Hey everyone, I have a use case I’m considering Fl...
# troubleshooting
a
Hey everyone, I have a use case I’m considering Flink for but I have a feeling that it might be slightly unusual, can anyone help me get a feel for whether it’s a good idea or not? What we would like to do is use Flink to join 4 to 5 topics on a key and emit to a single topic which is easy for application developers to consume and project in local storage. The data in question puts these constraints on our solution - we’ll be joining probably about 4 or 5 different Kafka topics on a single key attribute - we will have records which are “arbitrarily late arriving”, which means that if we get a record we need to keep it in state forever so that the emitted join reflects the current state without missing attributes (e.g. the record from the last month).
s
on a personal opinion, i think joining 4 or 5 topics is fine, but the 2nd requirement of
arbitrarily late arriving
+ not allowing droping records kills the architecture. because realistically to handle that and not drop records, your watermark configured needs to wait for this
arbitrarily late arriving
, assuming worse case scenario is 1month, it means realistically for Flink to say that all events have been received and we can proceed with moving the watermark , 1 month would have already passed (which begs the question, why not solve this at the data warehouse, since you would delay)
a
Thanks a lot for sharing your view. It looks like I was right to be worried. But if I solved this at a data warehouse instead of in stream processing, would it then be possible to publish the joined product as a new Kafka topic? I always think about data warehouses as a terminus for data, but that might just be my misunderstanding.

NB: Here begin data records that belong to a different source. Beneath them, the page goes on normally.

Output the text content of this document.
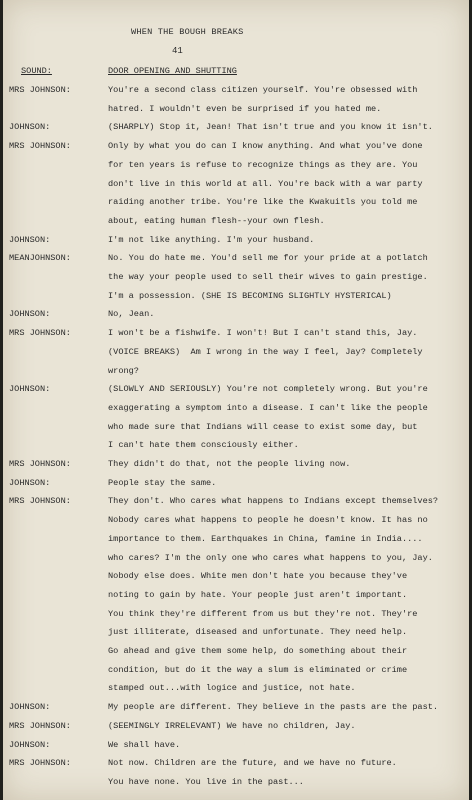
WHEN THE BOUGH BREAKS
41
SOUND:	DOOR OPENING AND SHUTTING
MRS JOHNSON:	You're a second class citizen yourself. You're obsessed with
hatred. I wouldn't even be surprised if you hated me.
JOHNSON:	(SHARPLY) Stop it, Jean! That isn't true and you know it isn't.
MRS JOHNSON:	Only by what you do can I know anything. And what you've done
for ten years is refuse to recognize things as they are. You
don't live in this world at all. You're back with a war party
raiding another tribe. You're like the Kwakuitls you told me
about, eating human flesh--your own flesh.
JOHNSON:	I'm not like anything. I'm your husband.
MEANJOHNSON:	No. You do hate me. You'd sell me for your pride at a potlatch
the way your people used to sell their wives to gain prestige.
I'm a possession. (SHE IS BECOMING SLIGHTLY HYSTERICAL)
JOHNSON:	No, Jean.
MRS JOHNSON:	I won't be a fishwife. I won't! But I can't stand this, Jay.
(VOICE BREAKS)  Am I wrong in the way I feel, Jay? Completely
wrong?
JOHNSON:	(SLOWLY AND SERIOUSLY) You're not completely wrong. But you're
exaggerating a symptom into a disease. I can't like the people
who made sure that Indians will cease to exist some day, but
I can't hate them consciously either.
MRS JOHNSON:	They didn't do that, not the people living now.
JOHNSON:	People stay the same.
MRS JOHNSON:	They don't. Who cares what happens to Indians except themselves?
Nobody cares what happens to people he doesn't know. It has no
importance to them. Earthquakes in China, famine in India....
who cares? I'm the only one who cares what happens to you, Jay.
Nobody else does. White men don't hate you because they've
noting to gain by hate. Your people just aren't important.
You think they're different from us but they're not. They're
just illiterate, diseased and unfortunate. They need help.
Go ahead and give them some help, do something about their
condition, but do it the way a slum is eliminated or crime
stamped out...with logice and justice, not hate.
JOHNSON:	My people are different. They believe in the pasts are the past.
MRS JOHNSON:	(SEEMINGLY IRRELEVANT) We have no children, Jay.
JOHNSON:	We shall have.
MRS JOHNSON:	Not now. Children are the future, and we have no future.
You have none. You live in the past...
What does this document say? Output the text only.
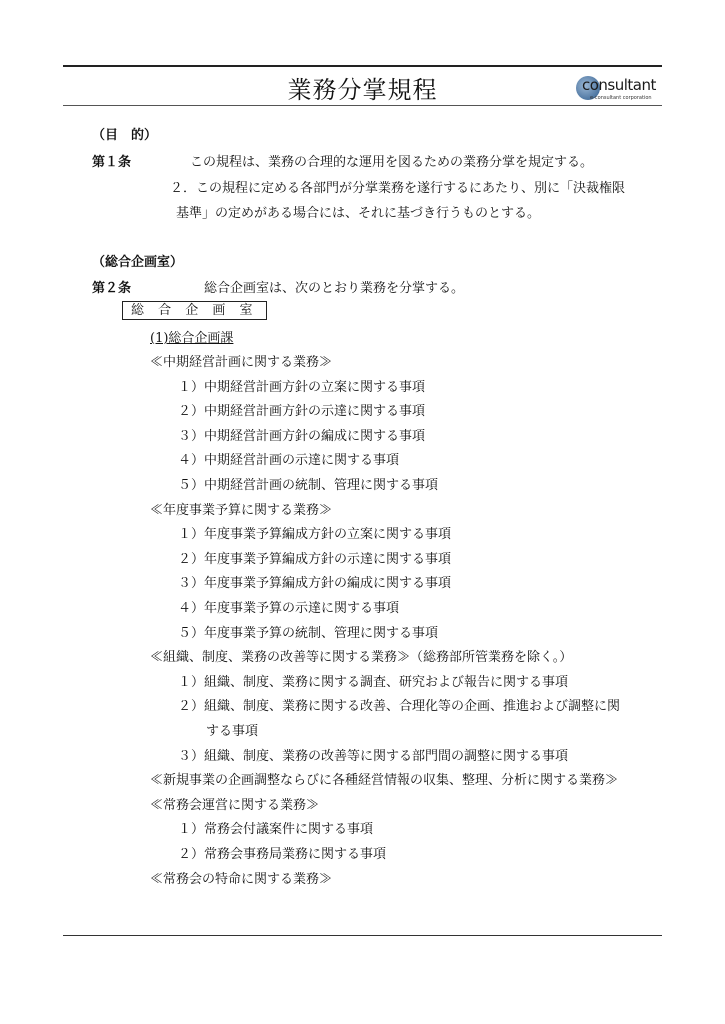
業務分掌規程	consultant
e-consultant corporation
（目　的）
第１条	この規程は、業務の合理的な運用を図るための業務分掌を規定する。
２．この規程に定める各部門が分掌業務を遂行するにあたり、別に「決裁権限
基準」の定めがある場合には、それに基づき行うものとする。
（総合企画室）
第２条	総合企画室は、次のとおり業務を分掌する。
総 合 企 画 室
(1)総合企画課
≪中期経営計画に関する業務≫
１）中期経営計画方針の立案に関する事項
２）中期経営計画方針の示達に関する事項
３）中期経営計画方針の編成に関する事項
４）中期経営計画の示達に関する事項
５）中期経営計画の統制、管理に関する事項
≪年度事業予算に関する業務≫
１）年度事業予算編成方針の立案に関する事項
２）年度事業予算編成方針の示達に関する事項
３）年度事業予算編成方針の編成に関する事項
４）年度事業予算の示達に関する事項
５）年度事業予算の統制、管理に関する事項
≪組織、制度、業務の改善等に関する業務≫（総務部所管業務を除く。）
１）組織、制度、業務に関する調査、研究および報告に関する事項
２）組織、制度、業務に関する改善、合理化等の企画、推進および調整に関
する事項
３）組織、制度、業務の改善等に関する部門間の調整に関する事項
≪新規事業の企画調整ならびに各種経営情報の収集、整理、分析に関する業務≫
≪常務会運営に関する業務≫
１）常務会付議案件に関する事項
２）常務会事務局業務に関する事項
≪常務会の特命に関する業務≫
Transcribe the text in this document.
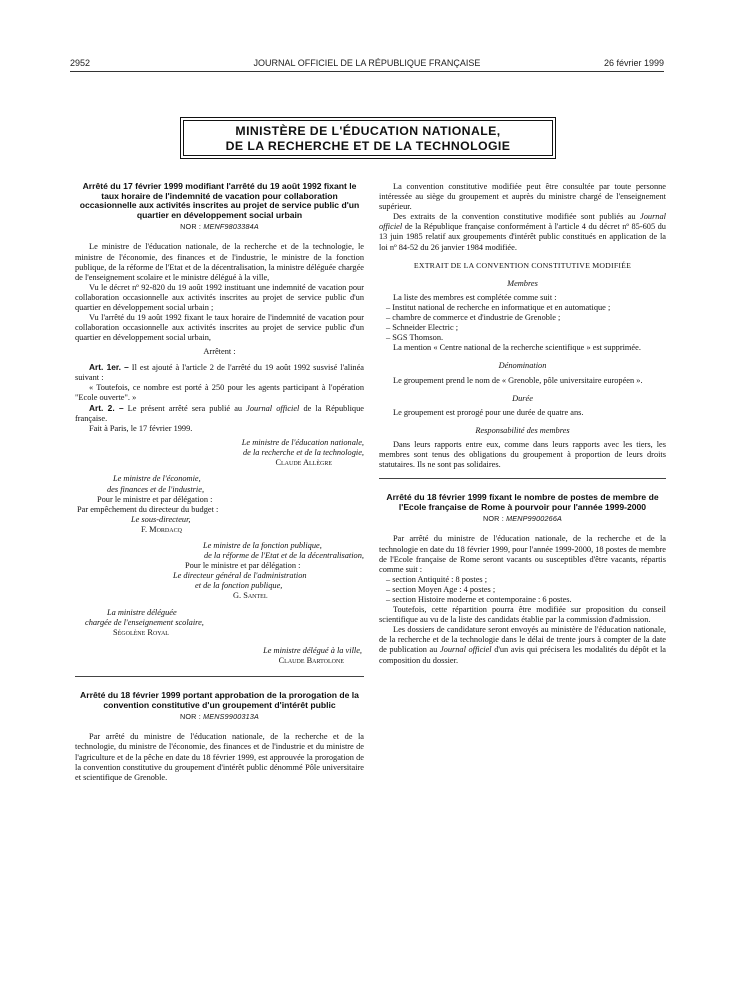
2952	JOURNAL OFFICIEL DE LA RÉPUBLIQUE FRANÇAISE	26 février 1999
MINISTÈRE DE L'ÉDUCATION NATIONALE,
DE LA RECHERCHE ET DE LA TECHNOLOGIE
Arrêté du 17 février 1999 modifiant l'arrêté du 19 août 1992 fixant le taux horaire de l'indemnité de vacation pour collaboration occasionnelle aux activités inscrites au projet de service public d'un quartier en développement social urbain
NOR : MENF9803384A

Le ministre de l'éducation nationale, de la recherche et de la technologie, le ministre de l'économie, des finances et de l'industrie, le ministre de la fonction publique, de la réforme de l'Etat et de la décentralisation, la ministre déléguée chargée de l'enseignement scolaire et le ministre délégué à la ville,

Vu le décret nº 92-820 du 19 août 1992 instituant une indemnité de vacation pour collaboration occasionnelle aux activités inscrites au projet de service public d'un quartier en développement social urbain ;

Vu l'arrêté du 19 août 1992 fixant le taux horaire de l'indemnité de vacation pour collaboration occasionnelle aux activités inscrites au projet de service public d'un quartier en développement social urbain,

Arrêtent :

Art. 1er. – Il est ajouté à l'article 2 de l'arrêté du 19 août 1992 susvisé l'alinéa suivant :

« Toutefois, ce nombre est porté à 250 pour les agents participant à l'opération "Ecole ouverte". »

Art. 2. – Le présent arrêté sera publié au Journal officiel de la République française.

Fait à Paris, le 17 février 1999.

Le ministre de l'éducation nationale,
de la recherche et de la technologie,
Claude Allègre
Le ministre de l'économie,
des finances et de l'industrie,
Pour le ministre et par délégation :
Par empêchement du directeur du budget :
Le sous-directeur,
F. Mordacq
Le ministre de la fonction publique,
de la réforme de l'Etat et de la décentralisation,
Pour le ministre et par délégation :
Le directeur général de l'administration
et de la fonction publique,
G. Santel
La ministre déléguée
chargée de l'enseignement scolaire,
Ségolène Royal
Le ministre délégué à la ville,
Claude Bartolone
Arrêté du 18 février 1999 portant approbation de la prorogation de la convention constitutive d'un groupement d'intérêt public
NOR : MENS9900313A

Par arrêté du ministre de l'éducation nationale, de la recherche et de la technologie, du ministre de l'économie, des finances et de l'industrie et du ministre de l'agriculture et de la pêche en date du 18 février 1999, est approuvée la prorogation de la convention constitutive du groupement d'intérêt public dénommé Pôle universitaire et scientifique de Grenoble.

La convention constitutive modifiée peut être consultée par toute personne intéressée au siège du groupement et auprès du ministre chargé de l'enseignement supérieur.

Des extraits de la convention constitutive modifiée sont publiés au Journal officiel de la République française conformément à l'article 4 du décret nº 85-605 du 13 juin 1985 relatif aux groupements d'intérêt public constitués en application de la loi nº 84-52 du 26 janvier 1984 modifiée.

EXTRAIT DE LA CONVENTION CONSTITUTIVE MODIFIÉE
Membres

La liste des membres est complétée comme suit :

– Institut national de recherche en informatique et en automatique ;
– chambre de commerce et d'industrie de Grenoble ;
– Schneider Electric ;
– SGS Thomson.

La mention « Centre national de la recherche scientifique » est supprimée.

Dénomination

Le groupement prend le nom de « Grenoble, pôle universitaire européen ».

Durée

Le groupement est prorogé pour une durée de quatre ans.

Responsabilité des membres

Dans leurs rapports entre eux, comme dans leurs rapports avec les tiers, les membres sont tenus des obligations du groupement à proportion de leurs droits statutaires. Ils ne sont pas solidaires.

Arrêté du 18 février 1999 fixant le nombre de postes de membre de l'Ecole française de Rome à pourvoir pour l'année 1999-2000
NOR : MENP9900266A

Par arrêté du ministre de l'éducation nationale, de la recherche et de la technologie en date du 18 février 1999, pour l'année 1999-2000, 18 postes de membre de l'Ecole française de Rome seront vacants ou susceptibles d'être vacants, répartis comme suit :

– section Antiquité : 8 postes ;
– section Moyen Age : 4 postes ;
– section Histoire moderne et contemporaine : 6 postes.

Toutefois, cette répartition pourra être modifiée sur proposition du conseil scientifique au vu de la liste des candidats établie par la commission d'admission.

Les dossiers de candidature seront envoyés au ministère de l'éducation nationale, de la recherche et de la technologie dans le délai de trente jours à compter de la date de publication au Journal officiel d'un avis qui précisera les modalités du dépôt et la composition du dossier.
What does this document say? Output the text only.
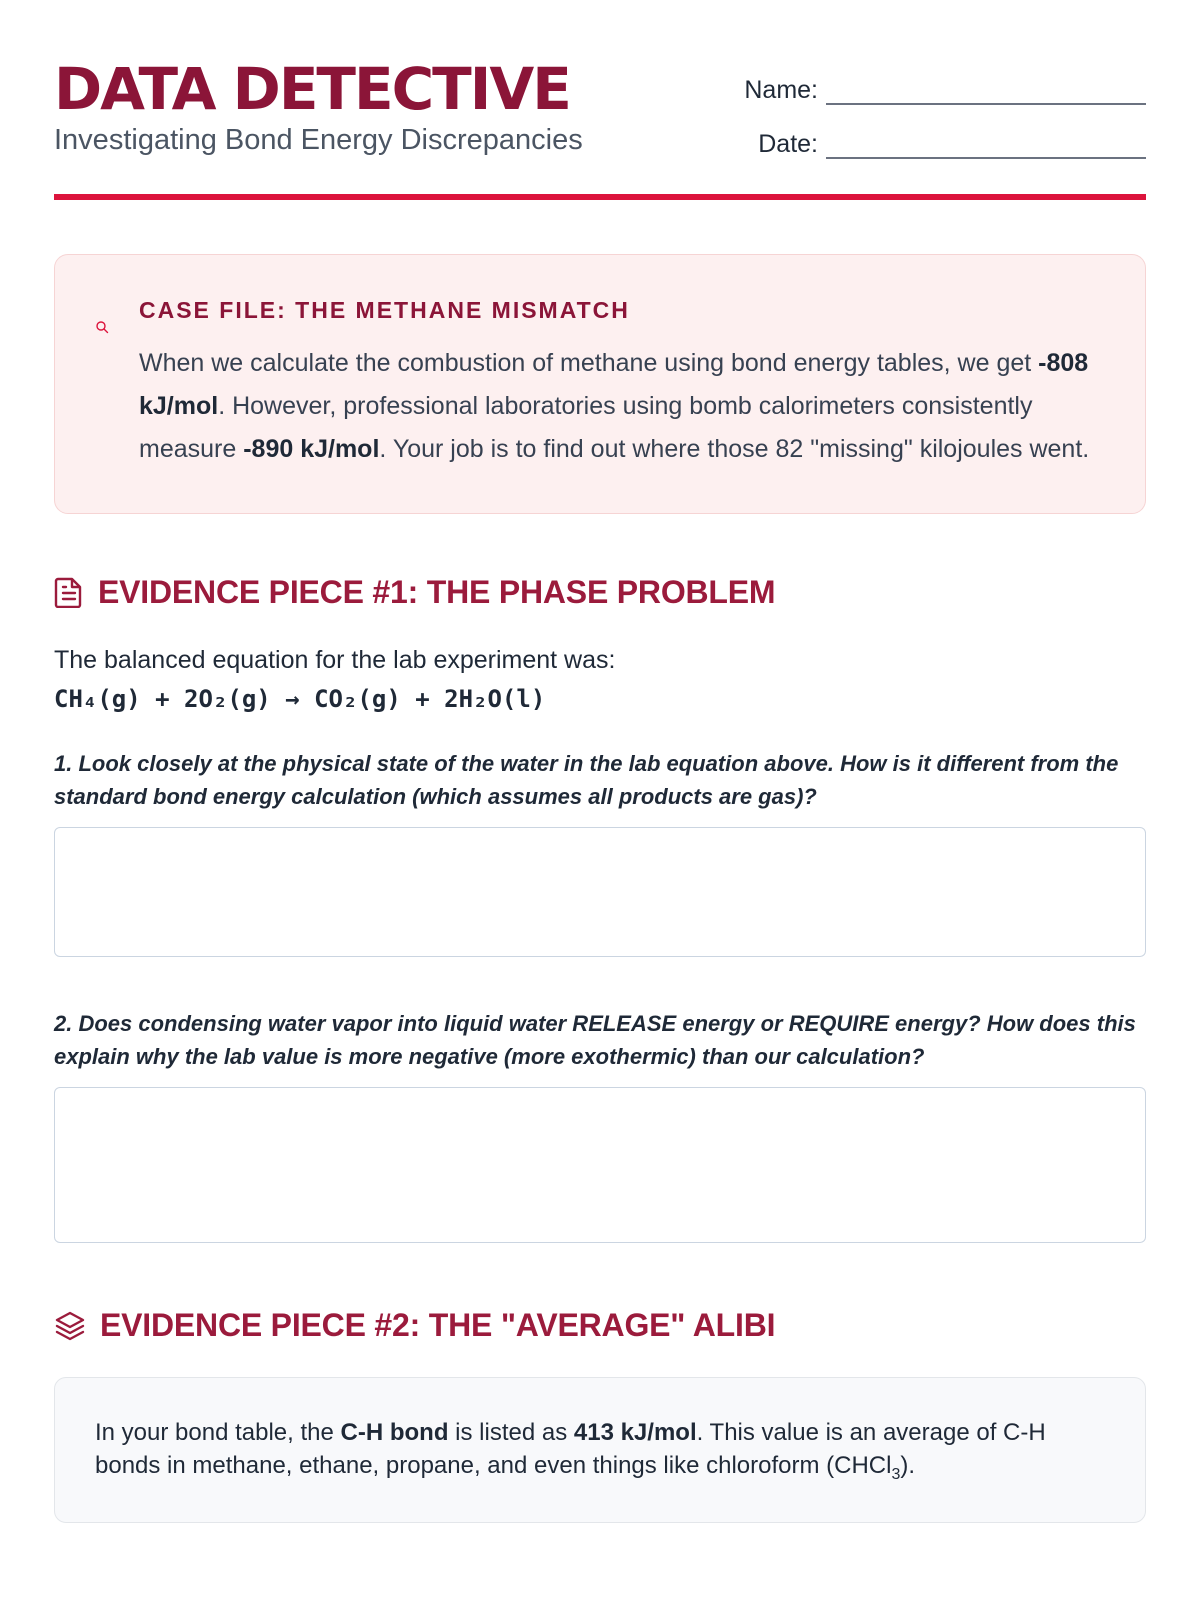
DATA DETECTIVE

Investigating Bond Energy Discrepancies

Name:
Date:

CASE FILE: THE METHANE MISMATCH

When we calculate the combustion of methane using bond energy tables, we get -808 kJ/mol. However, professional laboratories using bomb calorimeters consistently measure -890 kJ/mol. Your job is to find out where those 82 "missing" kilojoules went.

EVIDENCE PIECE #1: THE PHASE PROBLEM

The balanced equation for the lab experiment was:

CH₄(g) + 2O₂(g) → CO₂(g) + 2H₂O(l)

1. Look closely at the physical state of the water in the lab equation above. How is it different from the standard bond energy calculation (which assumes all products are gas)?

2. Does condensing water vapor into liquid water RELEASE energy or REQUIRE energy? How does this explain why the lab value is more negative (more exothermic) than our calculation?

EVIDENCE PIECE #2: THE "AVERAGE" ALIBI

In your bond table, the C-H bond is listed as 413 kJ/mol. This value is an average of C-H bonds in methane, ethane, propane, and even things like chloroform (CHCl$_3$).
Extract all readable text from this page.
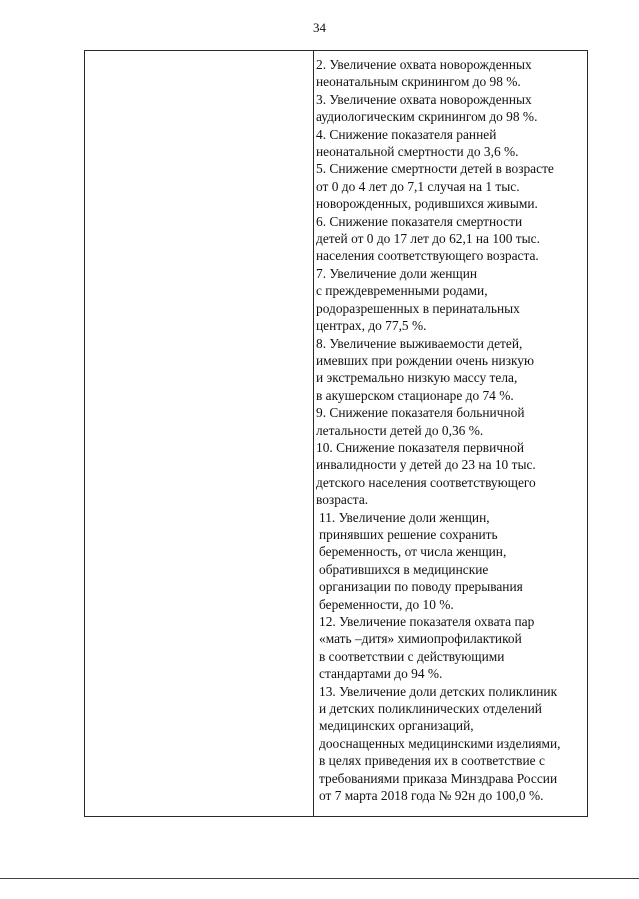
34
2. Увеличение охвата новорожденных
неонатальным скринингом до 98 %.
3. Увеличение охвата новорожденных
аудиологическим скринингом до 98 %.
4. Снижение показателя ранней
неонатальной смертности до 3,6 %.
5. Снижение смертности детей в возрасте
от 0 до 4 лет до 7,1 случая на 1 тыс.
новорожденных, родившихся живыми.
6. Снижение показателя смертности
детей от 0 до 17 лет до 62,1 на 100 тыс.
населения соответствующего возраста.
7. Увеличение доли женщин
с преждевременными родами,
родоразрешенных в перинатальных
центрах, до 77,5 %.
8. Увеличение выживаемости детей,
имевших при рождении очень низкую
и экстремально низкую массу тела,
в акушерском стационаре до 74 %.
9. Снижение показателя больничной
летальности детей до 0,36 %.
10. Снижение показателя первичной
инвалидности у детей до 23 на 10 тыс.
детского населения соответствующего
возраста.
11. Увеличение доли женщин,
принявших решение сохранить
беременность, от числа женщин,
обратившихся в медицинские
организации по поводу прерывания
беременности, до 10 %.
12. Увеличение показателя охвата пар
«мать –дитя» химиопрофилактикой
в соответствии с действующими
стандартами до 94 %.
13. Увеличение доли детских поликлиник
и детских поликлинических отделений
медицинских организаций,
дооснащенных медицинскими изделиями,
в целях приведения их в соответствие с
требованиями приказа Минздрава России
от 7 марта 2018 года № 92н до 100,0 %.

Also is it not possible to do computation without watermarks, and instead on arrival of each record?
Apologies if my questions are naive, I’m new in this area.
s
Or maybe solutioning at the data warehouses is not the right word, but maybe something like the lambda architecture to have a offline batched processing process do the computation. (can be on spark then publishing to Kafka is a separate issue) For the question of watermarks, if you were to do traditional joins you would need them because in the scenario where message A1 cannot join to any messages in stream B, the engine needs to know when to give up and declare that A1 has no join and either drop or emit with null (outer join) in that sense watermark comes into play to tell the engine when tk give up because all messages up to that watermark in stream B has been delivered
Maybe something of an alternative view:

https://www.youtube.com/watch?v=tiGxEGPyqCg

(it is technically possible but with tradeoffs)
👀 1
a
Thanks!